General Equilibrium Theory


In economics, general equilibrium theory attempts to explain the behavior of supply, demand, and prices in a whole economy with several or many interacting markets, by seeking to prove that the interaction of demand and supply will result in an overall general equilibrium. General equilibrium theory contrasts to the theory of partial equilibrium, which only analyzes single markets.

General Equilibrium Theory

What is the ‘General Equilibrium Theory’

General equilibrium theory, or Walrasian general equilibrium, attempts to explain the functioning of economic markets as a whole, rather than as individual phenomena. The theory was developed by the French economist Leon Walras. It stands in contrast with partial equilibrium theory, or Marshellian partial equilibrium, which only analyzes specific markets.

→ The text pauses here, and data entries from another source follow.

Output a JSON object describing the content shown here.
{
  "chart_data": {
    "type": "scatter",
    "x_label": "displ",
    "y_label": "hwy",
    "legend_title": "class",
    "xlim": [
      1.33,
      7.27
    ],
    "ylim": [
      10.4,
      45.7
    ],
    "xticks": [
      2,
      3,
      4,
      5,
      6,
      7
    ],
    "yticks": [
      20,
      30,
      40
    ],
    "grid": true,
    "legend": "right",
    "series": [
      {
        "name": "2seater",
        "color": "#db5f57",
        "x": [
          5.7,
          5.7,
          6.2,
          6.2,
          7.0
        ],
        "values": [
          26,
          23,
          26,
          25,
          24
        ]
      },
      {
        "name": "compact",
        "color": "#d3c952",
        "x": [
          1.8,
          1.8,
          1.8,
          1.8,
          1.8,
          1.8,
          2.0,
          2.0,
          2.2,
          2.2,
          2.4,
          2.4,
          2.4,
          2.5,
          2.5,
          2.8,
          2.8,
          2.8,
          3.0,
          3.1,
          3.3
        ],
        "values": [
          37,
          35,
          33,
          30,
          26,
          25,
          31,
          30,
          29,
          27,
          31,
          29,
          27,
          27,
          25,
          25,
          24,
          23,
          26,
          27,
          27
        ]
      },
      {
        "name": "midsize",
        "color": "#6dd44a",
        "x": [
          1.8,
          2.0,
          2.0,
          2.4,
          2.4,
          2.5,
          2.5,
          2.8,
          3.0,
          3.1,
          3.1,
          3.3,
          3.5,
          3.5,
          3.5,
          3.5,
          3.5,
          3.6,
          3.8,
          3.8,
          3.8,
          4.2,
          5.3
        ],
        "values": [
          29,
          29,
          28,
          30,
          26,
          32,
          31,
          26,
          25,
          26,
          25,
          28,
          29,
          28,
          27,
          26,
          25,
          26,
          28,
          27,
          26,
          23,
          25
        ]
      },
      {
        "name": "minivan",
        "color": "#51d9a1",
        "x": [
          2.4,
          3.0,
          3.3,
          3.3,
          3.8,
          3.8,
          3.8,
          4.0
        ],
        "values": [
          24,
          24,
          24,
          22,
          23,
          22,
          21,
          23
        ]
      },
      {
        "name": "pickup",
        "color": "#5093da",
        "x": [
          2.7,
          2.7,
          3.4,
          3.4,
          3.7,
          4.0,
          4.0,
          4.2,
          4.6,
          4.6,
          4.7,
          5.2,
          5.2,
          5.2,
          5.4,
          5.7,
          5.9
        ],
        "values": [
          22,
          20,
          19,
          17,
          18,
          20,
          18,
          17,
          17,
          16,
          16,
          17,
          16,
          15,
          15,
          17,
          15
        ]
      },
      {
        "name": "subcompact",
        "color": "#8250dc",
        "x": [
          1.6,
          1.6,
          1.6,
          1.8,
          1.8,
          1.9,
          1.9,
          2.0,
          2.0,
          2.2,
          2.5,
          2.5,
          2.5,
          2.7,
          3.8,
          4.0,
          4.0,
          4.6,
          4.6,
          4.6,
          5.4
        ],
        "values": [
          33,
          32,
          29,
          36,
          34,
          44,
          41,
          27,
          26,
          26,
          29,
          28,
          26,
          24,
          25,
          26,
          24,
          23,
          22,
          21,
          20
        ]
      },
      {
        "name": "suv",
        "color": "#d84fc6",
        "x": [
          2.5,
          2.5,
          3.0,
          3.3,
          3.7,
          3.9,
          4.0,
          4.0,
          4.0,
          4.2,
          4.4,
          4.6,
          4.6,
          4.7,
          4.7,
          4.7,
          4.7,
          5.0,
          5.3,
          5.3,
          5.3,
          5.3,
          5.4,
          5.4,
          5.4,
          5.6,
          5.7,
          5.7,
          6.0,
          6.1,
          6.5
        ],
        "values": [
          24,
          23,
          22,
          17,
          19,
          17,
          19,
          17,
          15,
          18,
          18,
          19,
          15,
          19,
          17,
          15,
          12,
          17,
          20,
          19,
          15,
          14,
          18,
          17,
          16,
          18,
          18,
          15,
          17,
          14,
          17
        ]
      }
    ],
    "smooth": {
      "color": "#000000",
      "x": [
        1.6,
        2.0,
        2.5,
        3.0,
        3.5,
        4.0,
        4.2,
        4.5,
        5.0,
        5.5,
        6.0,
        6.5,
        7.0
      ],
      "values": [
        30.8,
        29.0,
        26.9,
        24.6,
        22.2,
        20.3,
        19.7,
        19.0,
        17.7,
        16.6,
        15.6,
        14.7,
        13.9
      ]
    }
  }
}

Explaining ‘General Equilibrium Theory’

Walras developed general equilibrium theory to solve a much-debated problem in economics. Up to that point, most economic analyses only demonstrated partial equilibrium — the price at which supply equals demand and markets clear — in individual markets. It was not yet shown that equilibrium could exist for all markets at the same time.

Uses of General Equilibrium Theory

General equilibrium theory tried to show how and why all free markets tended toward equilibrium in the long run. The important fact was that markets didn’t necessarily reach equilibrium, only that they tended toward it. As Walras wrote in 1889, “The market is like a lake agitated by the wind, where the water is incessantly seeking its level without ever reaching it.”


There are many assumptions, realistic and unrealistic, inside the general equilibrium framework. Each economy is considered to have a finite number of goods in a finite number of agents. Each agent has a continuous and strictly concave utility function, along with possession of a single pre-existing good (the “production good”). In order to increase his utility, each agent must trade his production good for other goods to be consumed.

Alternatives to General Equilibrium Theory

Austrian economist Ludwig von Mises developed an alternative to long-run general equilibrium with his so-called Evenly Rotating Economy (ERE). This was another imaginary construct and shared some simplifying assumptions with general equilibrium economics: no uncertainty, no monetary institutions and no disrupting changes in resources or technology. The ERE was designed to illustrate the necessity of entrepreneurship by showing a system where none existed.